You have the emergence of Enoch Powell and the Rivers of Blood speeches.
You have the emergence of the National Front in Britain,
which he clearly, by this time, because he was living abroad,
would have only really encountered via newspaper reports.
So there's an element where he's getting some of that information while removed.
I think the other key element about this book,
which relates to the earlier Robin Cook novels and his own rather rackety existence
as a uh an enabler shall we say of gangland london is that he had had moved he had moved broad
for reasons of health shall we shall we say to remove himself from certain people in certain
situations so the idea of this character, Richard Watt, being in Italy
and suddenly this emissary from London arriving
and the second half of the book, without giving too much away,
is about the process of how he ends up embroiled in the dictatorship,
I think has a huge grain of truth about it,
about probably his own state of mind,
about the idea of living slightly in fear and in exile
and who might come
and get you robin cook as well was we've talked about um the book kieran's pin book jumping jack
flash on this podcast about david litvinoff and clearly robin cook moved exactly moved in those
circles right moved in the kind of soho craze litvin off lucian freud colony rooms
falling out of pubs and into razor blades yeah kind of yeah yeah existence yeah i mean it's the
golden age of boho soho i mean he he describes there are two pivotal points in his writing
career the first he says i mean he he goes to Spain for part of the...

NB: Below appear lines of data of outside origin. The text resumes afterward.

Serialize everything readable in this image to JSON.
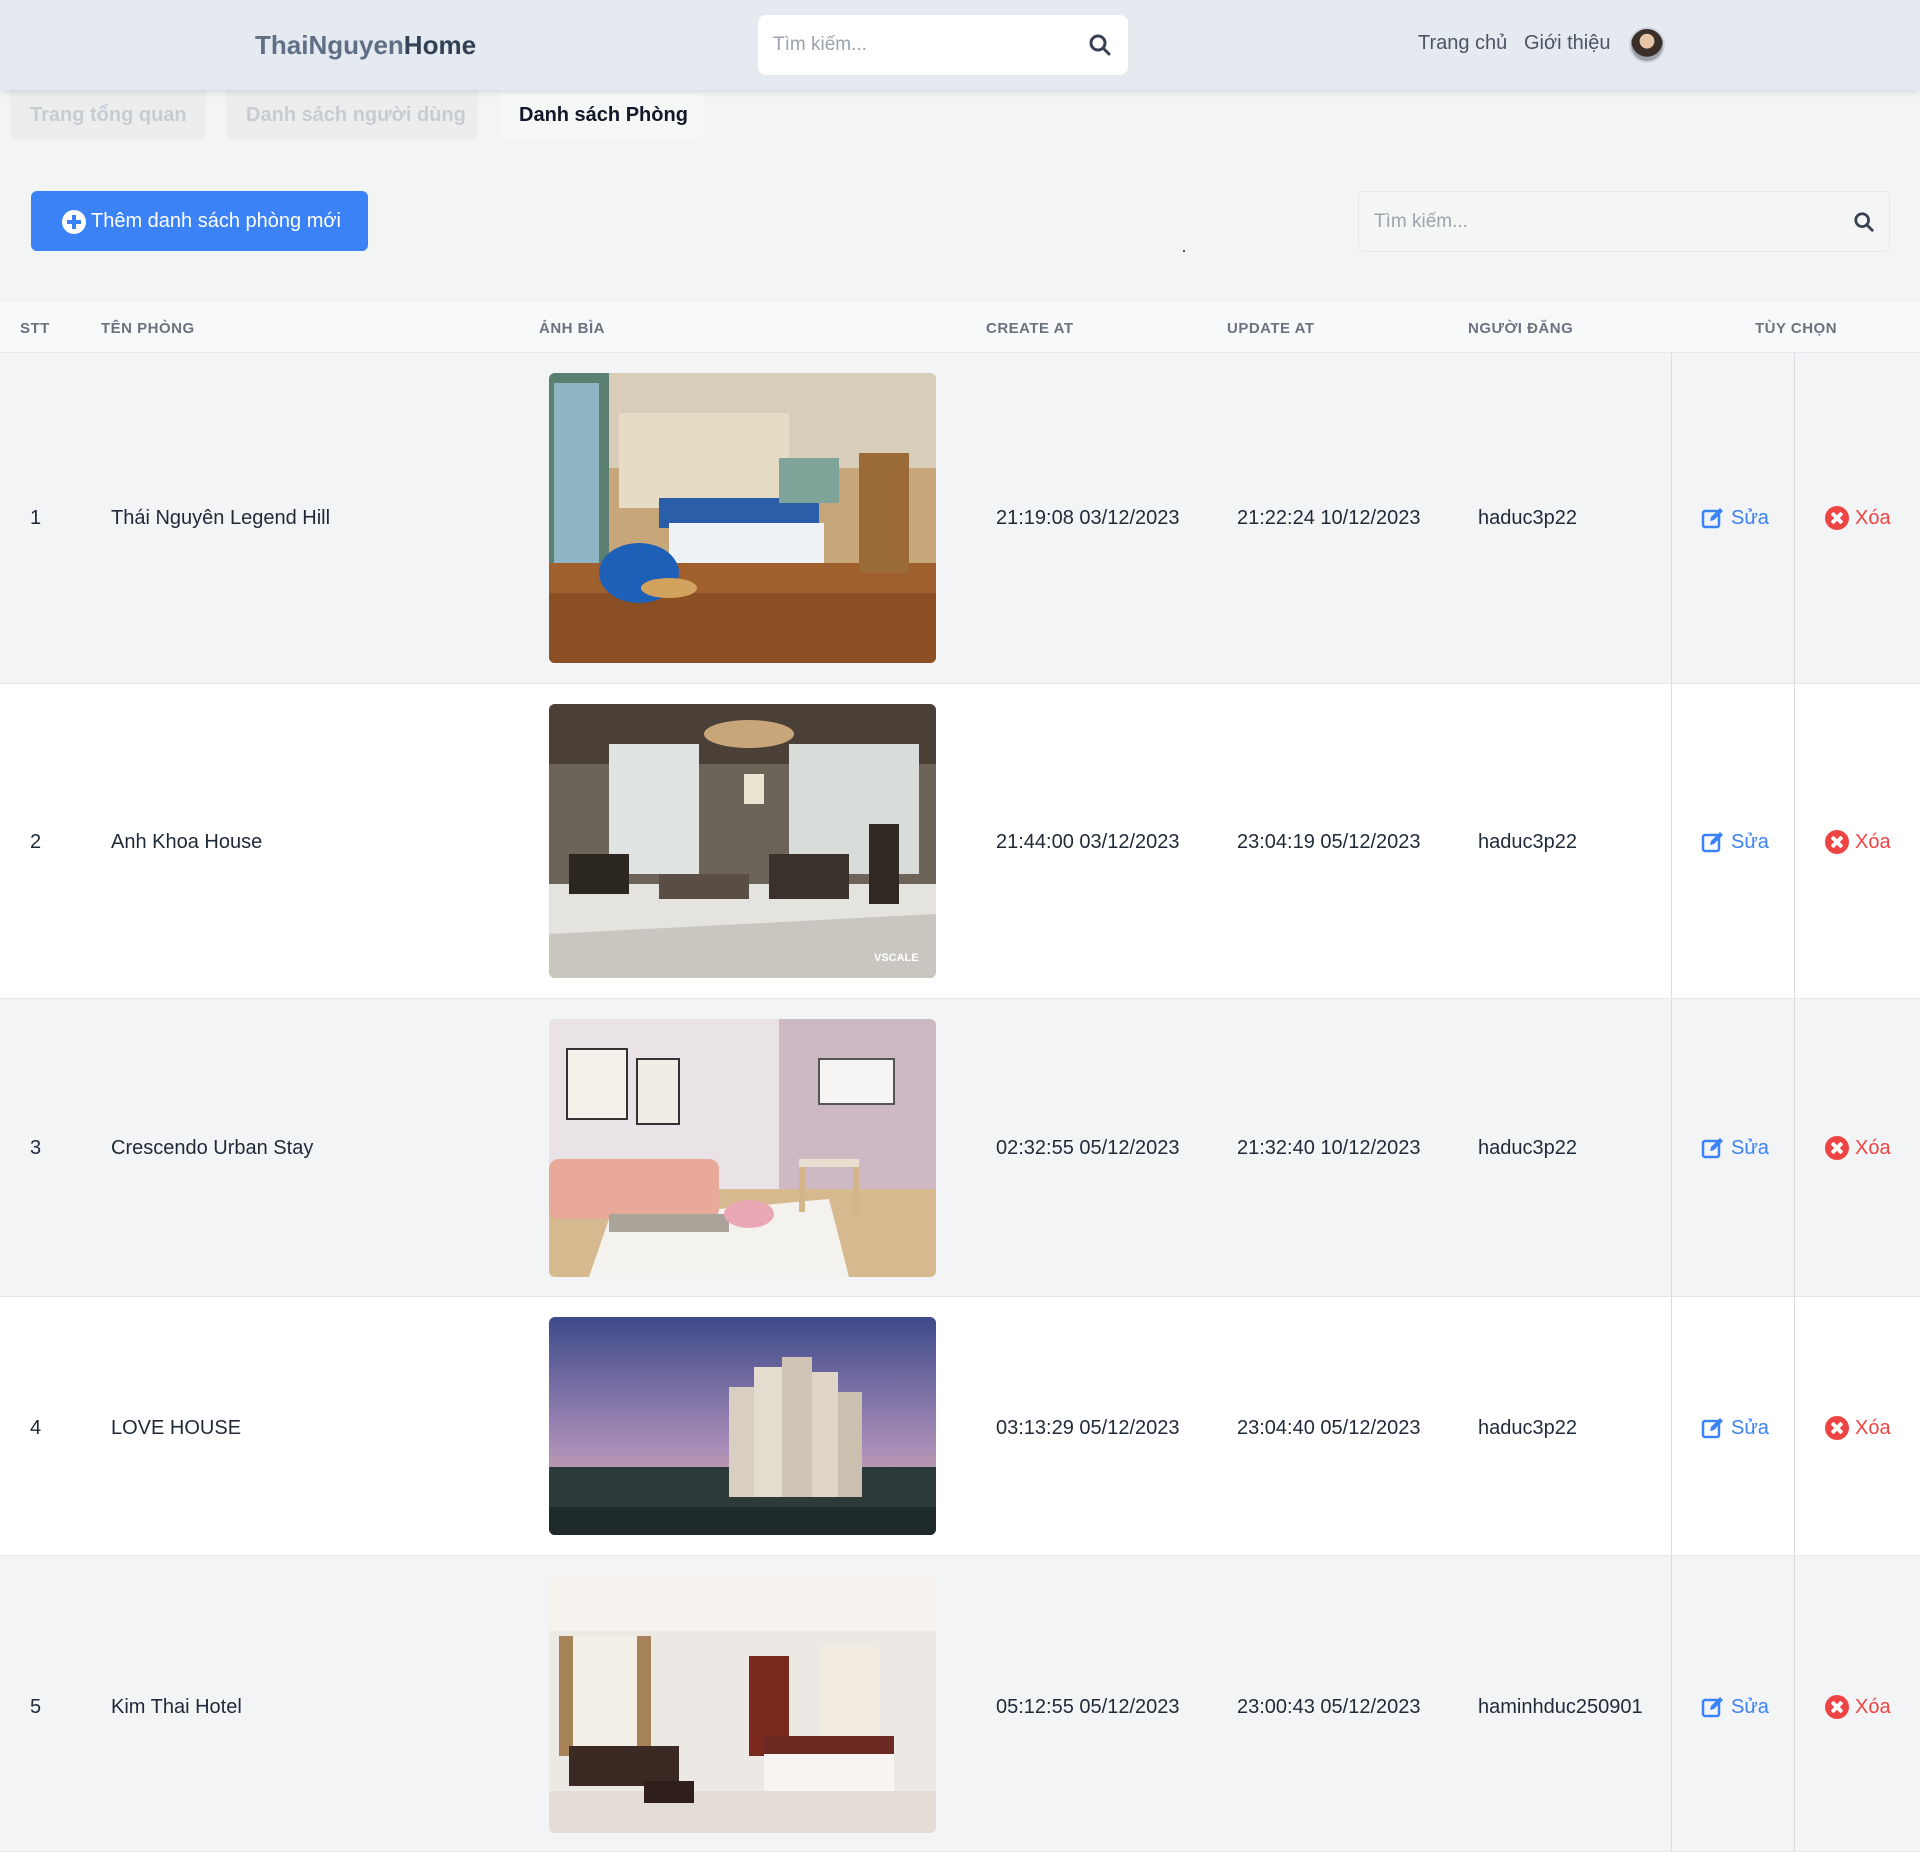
{
  "header": {
    "brand_part1": "ThaiNguyen",
    "brand_part2": "Home",
    "search_placeholder": "Tìm kiếm...",
    "nav": [
      "Trang chủ",
      "Giới thiệu"
    ]
  },
  "tabs": [
    {
      "label": "Trang tổng quan",
      "active": false
    },
    {
      "label": "Danh sách người dùng",
      "active": false
    },
    {
      "label": "Danh sách Phòng",
      "active": true
    }
  ],
  "toolbar": {
    "add_label": "Thêm danh sách phòng mới",
    "search_placeholder": "Tìm kiếm..."
  },
  "table": {
    "columns": [
      "STT",
      "TÊN PHÒNG",
      "ẢNH BÌA",
      "CREATE AT",
      "UPDATE AT",
      "NGƯỜI ĐĂNG",
      "TÙY CHỌN"
    ],
    "edit_label": "Sửa",
    "delete_label": "Xóa",
    "rows": [
      {
        "stt": "1",
        "name": "Thái Nguyên Legend Hill",
        "image": "hotel bedroom with blue armchairs",
        "created": "21:19:08 03/12/2023",
        "updated": "21:22:24 10/12/2023",
        "author": "haduc3p22"
      },
      {
        "stt": "2",
        "name": "Anh Khoa House",
        "image": "classic living room with chandelier",
        "created": "21:44:00 03/12/2023",
        "updated": "23:04:19 05/12/2023",
        "author": "haduc3p22"
      },
      {
        "stt": "3",
        "name": "Crescendo Urban Stay",
        "image": "pastel apartment living room",
        "created": "02:32:55 05/12/2023",
        "updated": "21:32:40 10/12/2023",
        "author": "haduc3p22"
      },
      {
        "stt": "4",
        "name": "LOVE HOUSE",
        "image": "high-rise towers at dusk",
        "created": "03:13:29 05/12/2023",
        "updated": "23:04:40 05/12/2023",
        "author": "haduc3p22"
      },
      {
        "stt": "5",
        "name": "Kim Thai Hotel",
        "image": "hotel suite with red furniture",
        "created": "05:12:55 05/12/2023",
        "updated": "23:00:43 05/12/2023",
        "author": "haminhduc250901"
      }
    ]
  },
  "colors": {
    "accent": "#3b82f6",
    "danger": "#ef4444"
  }
}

He originally wants to be a poet.
He has ambitions to be a poet.
And then he comes back to London from America, I think, in 1960.
And that's when he starts knocking about with gangsters.
And it's a period where somehow the gangland and the aristocracy
sort of meet in this sort of clubland culture.
And he's sort of a front for various fraudulent campaigns.
And through that process, he sort of absorbs working with gangsters and their dialect and their speech.
And he writes his first novel, which is A Crust on Its Uppers.
I just want to talk about A Crust on Its Uppers.
So I read The Crust on Its Uppers basically yesterday and the day before.
And I wanted to read it for a while because when Jonathan Green came in to do Absolute Beginners with us,
he raved about it to us and to me.
It was really peculiar reading it because actually it's like, as I said to you, Travis,
it's like the evil twin of Absolute Beginners
or at least that's how it starts
it has this weird genius way of describing it
I have to say I hadn't
read it before I'd always wanted to read it
did you read it as well? It's good isn't it?
really good
I liked it rather more than I liked
State of Denmark. Well let's say it I agree so did I
I mean
I think State of Denmark is a really interesting book.
I don't think it's a successful... I don't think it quite...
Well, we'll talk about State of Denmark in a minute.
But there's great things in it.
But the fascinating thing about, as you were saying, Travis,
is that The Crust on Its Uppers is published the same year as A Clockwork Orange.
It is, yeah.
So it's a bit like Absolute Beginners, but it also has this incredible slang kind of...
John, have you got a little bit
from the beginning of The Crust on Its Uppers
just to give people a...
Yeah, I mean, you could almost read the foreword as well
because it's just so good.
Shall I just read from the beginning?
Just read.
Because it's great.
I'm trying to get the voice right for...
I must warn you...
It's going to be quite posh then.
I must warn you that everything that follows emanates from the following figure.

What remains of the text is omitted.